Mars Colonial Mission Report, Extended Mission, Commander Samantha Zubrin

May 12, 2066

We made it. God damn, I can't believe we actually made it. The resupply is landing in less than an hour. We're all anxious, we're all hungry, and half of us are sick, but we're alive.

For twelve years, counting the casualties has been my duty. We lost 40% of the crew we initially came with. But our numbers are not quite as low as they seem. When we had no hope and no expectations of ever contacting Earth again, it was only a matter of time before the crew would start having babies. Ten babies have been born here in the last decade, the first children ever to be raised outside of Earth's gravity well. We lost the first two children in infancy to spinal deformations before we worked out how to compensate safely, but all the rest are in good health today. Though death has been a constant companion with us these years, those two were the hardest.

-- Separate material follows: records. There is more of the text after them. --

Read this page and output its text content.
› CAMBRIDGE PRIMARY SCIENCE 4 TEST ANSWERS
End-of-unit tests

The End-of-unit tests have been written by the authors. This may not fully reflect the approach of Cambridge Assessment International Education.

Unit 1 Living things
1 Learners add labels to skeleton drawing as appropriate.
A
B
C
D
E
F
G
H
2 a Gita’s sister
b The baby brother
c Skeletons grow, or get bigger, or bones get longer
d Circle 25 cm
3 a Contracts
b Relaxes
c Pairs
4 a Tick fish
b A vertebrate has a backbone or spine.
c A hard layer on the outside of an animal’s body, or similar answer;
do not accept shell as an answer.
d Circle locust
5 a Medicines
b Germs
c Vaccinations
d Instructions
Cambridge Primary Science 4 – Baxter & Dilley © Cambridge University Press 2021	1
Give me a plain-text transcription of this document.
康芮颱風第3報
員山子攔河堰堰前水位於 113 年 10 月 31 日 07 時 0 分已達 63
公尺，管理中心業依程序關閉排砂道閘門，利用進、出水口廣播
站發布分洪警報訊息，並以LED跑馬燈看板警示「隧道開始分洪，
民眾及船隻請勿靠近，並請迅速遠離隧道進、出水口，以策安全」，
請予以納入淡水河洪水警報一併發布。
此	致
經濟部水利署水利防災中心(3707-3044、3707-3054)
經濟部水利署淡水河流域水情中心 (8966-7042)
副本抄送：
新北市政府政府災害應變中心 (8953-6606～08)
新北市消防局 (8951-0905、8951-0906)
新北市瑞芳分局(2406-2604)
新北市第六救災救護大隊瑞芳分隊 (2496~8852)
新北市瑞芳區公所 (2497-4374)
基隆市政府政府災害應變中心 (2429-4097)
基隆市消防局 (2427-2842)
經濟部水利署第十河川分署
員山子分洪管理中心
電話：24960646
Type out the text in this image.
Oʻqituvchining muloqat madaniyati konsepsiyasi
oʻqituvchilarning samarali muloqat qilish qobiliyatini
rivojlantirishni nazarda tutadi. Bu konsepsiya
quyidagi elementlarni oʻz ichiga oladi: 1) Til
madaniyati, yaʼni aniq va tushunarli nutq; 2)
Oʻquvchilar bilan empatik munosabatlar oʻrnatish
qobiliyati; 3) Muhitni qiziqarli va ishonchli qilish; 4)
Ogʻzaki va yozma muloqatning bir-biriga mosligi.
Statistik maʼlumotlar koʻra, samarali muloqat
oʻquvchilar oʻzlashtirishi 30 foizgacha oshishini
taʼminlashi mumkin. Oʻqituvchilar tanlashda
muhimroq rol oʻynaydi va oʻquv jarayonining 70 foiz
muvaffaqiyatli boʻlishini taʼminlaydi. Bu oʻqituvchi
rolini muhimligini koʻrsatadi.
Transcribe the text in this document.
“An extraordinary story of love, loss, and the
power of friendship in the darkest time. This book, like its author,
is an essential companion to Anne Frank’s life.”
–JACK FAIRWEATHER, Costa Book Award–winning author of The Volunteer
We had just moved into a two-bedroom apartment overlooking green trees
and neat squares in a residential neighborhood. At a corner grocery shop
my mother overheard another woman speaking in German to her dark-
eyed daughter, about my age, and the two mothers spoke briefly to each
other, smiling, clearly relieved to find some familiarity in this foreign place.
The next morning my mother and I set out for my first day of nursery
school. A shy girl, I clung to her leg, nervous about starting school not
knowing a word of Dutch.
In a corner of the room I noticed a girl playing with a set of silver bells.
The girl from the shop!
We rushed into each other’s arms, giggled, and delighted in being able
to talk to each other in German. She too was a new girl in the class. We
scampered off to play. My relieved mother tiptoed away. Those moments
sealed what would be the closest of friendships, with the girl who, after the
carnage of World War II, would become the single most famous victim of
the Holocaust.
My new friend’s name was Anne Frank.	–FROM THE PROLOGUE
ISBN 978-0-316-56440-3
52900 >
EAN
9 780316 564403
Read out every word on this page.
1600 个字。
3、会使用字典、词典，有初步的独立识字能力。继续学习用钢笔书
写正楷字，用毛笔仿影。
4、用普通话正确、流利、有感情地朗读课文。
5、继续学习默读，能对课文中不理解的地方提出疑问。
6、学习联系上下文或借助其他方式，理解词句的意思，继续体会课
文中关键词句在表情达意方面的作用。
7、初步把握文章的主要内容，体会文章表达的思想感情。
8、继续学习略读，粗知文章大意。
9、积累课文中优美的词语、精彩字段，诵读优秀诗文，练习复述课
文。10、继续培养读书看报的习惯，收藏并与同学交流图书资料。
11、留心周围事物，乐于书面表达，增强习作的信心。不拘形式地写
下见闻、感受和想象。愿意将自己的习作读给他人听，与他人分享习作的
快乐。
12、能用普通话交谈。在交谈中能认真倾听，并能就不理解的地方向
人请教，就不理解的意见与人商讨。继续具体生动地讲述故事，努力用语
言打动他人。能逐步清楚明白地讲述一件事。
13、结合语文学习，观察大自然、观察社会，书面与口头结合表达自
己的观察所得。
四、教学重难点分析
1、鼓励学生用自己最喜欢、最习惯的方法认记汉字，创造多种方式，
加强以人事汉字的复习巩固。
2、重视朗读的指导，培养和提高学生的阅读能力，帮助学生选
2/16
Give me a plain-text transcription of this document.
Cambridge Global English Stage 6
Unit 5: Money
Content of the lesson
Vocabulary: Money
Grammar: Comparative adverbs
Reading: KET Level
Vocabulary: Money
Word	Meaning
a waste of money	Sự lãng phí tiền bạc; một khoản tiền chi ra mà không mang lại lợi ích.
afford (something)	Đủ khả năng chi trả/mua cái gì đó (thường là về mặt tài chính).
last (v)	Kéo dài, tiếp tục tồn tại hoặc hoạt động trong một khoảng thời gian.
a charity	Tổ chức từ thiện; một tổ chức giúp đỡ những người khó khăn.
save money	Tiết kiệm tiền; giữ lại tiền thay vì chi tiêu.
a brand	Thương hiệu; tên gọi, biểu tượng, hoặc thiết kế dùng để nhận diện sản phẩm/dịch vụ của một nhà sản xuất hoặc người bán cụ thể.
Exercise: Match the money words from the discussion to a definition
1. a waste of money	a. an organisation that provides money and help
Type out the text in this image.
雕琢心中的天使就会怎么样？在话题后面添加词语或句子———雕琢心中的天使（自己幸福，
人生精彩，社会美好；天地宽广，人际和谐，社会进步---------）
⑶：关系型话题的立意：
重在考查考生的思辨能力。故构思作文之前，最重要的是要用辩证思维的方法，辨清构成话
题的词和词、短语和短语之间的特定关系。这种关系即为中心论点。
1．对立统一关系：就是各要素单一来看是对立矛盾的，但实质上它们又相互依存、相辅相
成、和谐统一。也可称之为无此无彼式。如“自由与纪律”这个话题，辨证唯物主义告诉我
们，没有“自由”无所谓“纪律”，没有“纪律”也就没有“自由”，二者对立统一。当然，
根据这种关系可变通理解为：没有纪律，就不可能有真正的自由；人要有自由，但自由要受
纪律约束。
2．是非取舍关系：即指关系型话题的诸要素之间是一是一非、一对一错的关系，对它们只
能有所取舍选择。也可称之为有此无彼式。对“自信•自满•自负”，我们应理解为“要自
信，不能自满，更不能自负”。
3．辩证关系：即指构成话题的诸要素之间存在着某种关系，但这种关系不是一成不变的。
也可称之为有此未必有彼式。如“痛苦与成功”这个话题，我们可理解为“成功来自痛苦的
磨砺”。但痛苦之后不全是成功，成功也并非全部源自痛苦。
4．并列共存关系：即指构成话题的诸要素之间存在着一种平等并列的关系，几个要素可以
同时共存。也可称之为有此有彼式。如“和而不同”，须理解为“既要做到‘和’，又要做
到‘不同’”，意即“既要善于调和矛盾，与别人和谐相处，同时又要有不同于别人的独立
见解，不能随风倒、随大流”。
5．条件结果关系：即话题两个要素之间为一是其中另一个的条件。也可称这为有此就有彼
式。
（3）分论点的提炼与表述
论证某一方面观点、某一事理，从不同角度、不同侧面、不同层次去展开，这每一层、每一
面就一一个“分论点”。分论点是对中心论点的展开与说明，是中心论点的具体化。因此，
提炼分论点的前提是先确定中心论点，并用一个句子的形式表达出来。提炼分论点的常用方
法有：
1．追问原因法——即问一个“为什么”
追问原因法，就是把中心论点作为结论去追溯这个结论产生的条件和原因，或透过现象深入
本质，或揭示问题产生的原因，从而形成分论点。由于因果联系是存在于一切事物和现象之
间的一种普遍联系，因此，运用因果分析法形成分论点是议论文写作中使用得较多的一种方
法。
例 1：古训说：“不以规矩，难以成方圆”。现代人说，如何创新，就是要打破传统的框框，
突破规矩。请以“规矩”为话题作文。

When I was first named Acting Commander, I tried to refuse—I wasn't nearly qualified for this. But Commander Grossman saw something in me I wasn't even sure I had in myself, and gave me more support than I could have imagined before he passed. With the resupply coming closer every second, we're about to sign off on the hardest chapter, and begin anew.

As of today, I am resigning my NASA commission and rank, and most of the original crew are tendering their resignations as well. We're not just a crew anymore. This isn't just a place we're stuck. This is our home, we are a family with ties stronger even than blood, and we're now raising the first native-born Martians ever to exist. I am no longer the commander here; I am just one citizen in this amazing, hardworking community. We are not astronauts; we are Martians.